In this dissertation we concern ourselves with the analysis, model reduction, and control of fluid flows that exhibit time-periodic behavior, or that can be modelled as time periodic. These flows are ubiquitous in nature and in engineering. In nature, one of the most remarkable examples of periodic flows may be found in the Von-Karman vortices that form in the wake of an island. A perhaps less spectacular, yet arguably more important example of a flow that can be modelled as periodic, is blood flow, where the periodicity is induced by the beating heart. In engineering applications, examples include flows in turbomachinery and rotorcraft as well as wake flows. Although all these examples belong to widely different classes of application, their time-periodic nature is such that they can all be studied using a very specific class of mathematical tools. These tools will be the focus of this dissertation, where we discuss existing techniques and we introduce novel mathematical and computational methods for the analysis and control of time-periodic fluid flows.

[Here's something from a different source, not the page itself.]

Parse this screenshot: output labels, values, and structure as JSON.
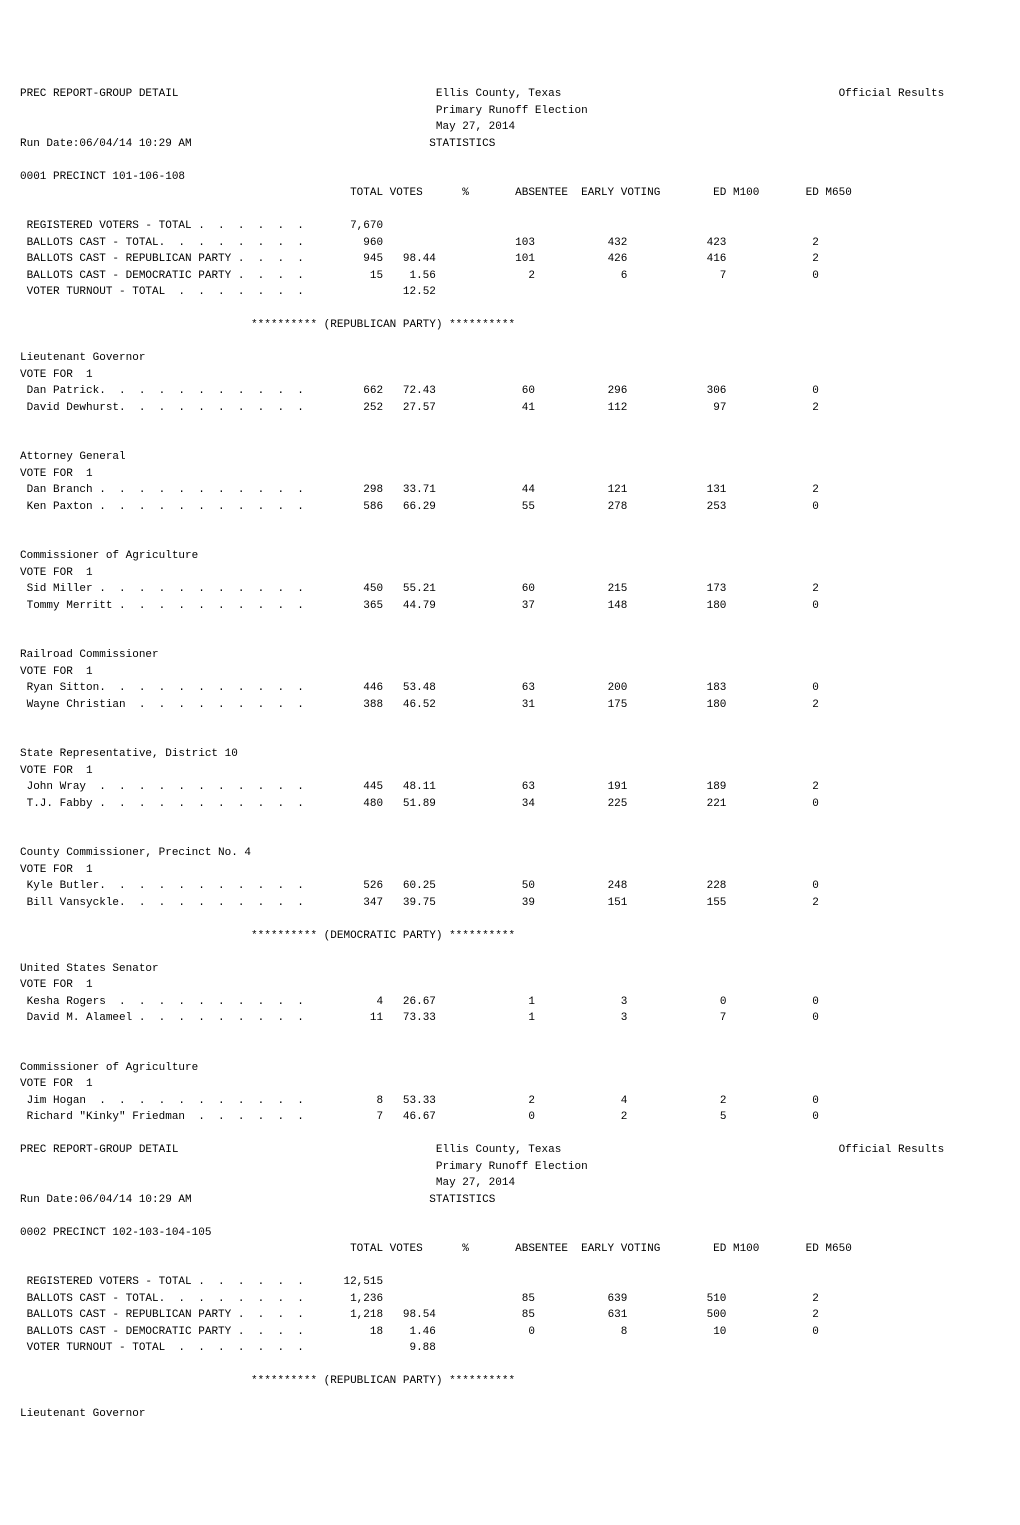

This dissertation is divided in two parts. In the first part we provide an overview of existing frequency-domain methods for the analysis, model reduction and control of fluid flows. We begin with popular techniques based on the linearization of the governing equations about steady equilibria, and then we present novel approaches based on the linearization about time-periodic solutions of the governing equations. The second part includes published and submitted manuscripts that contain a more thorough description of the methods and results presented in the first part. The methods discussed herein are demonstrated on two-dimensional incompressible laminar flows that exhibit periodic dynamics as well as on a three-dimensional separated turbulent boundary layer over a flat plate.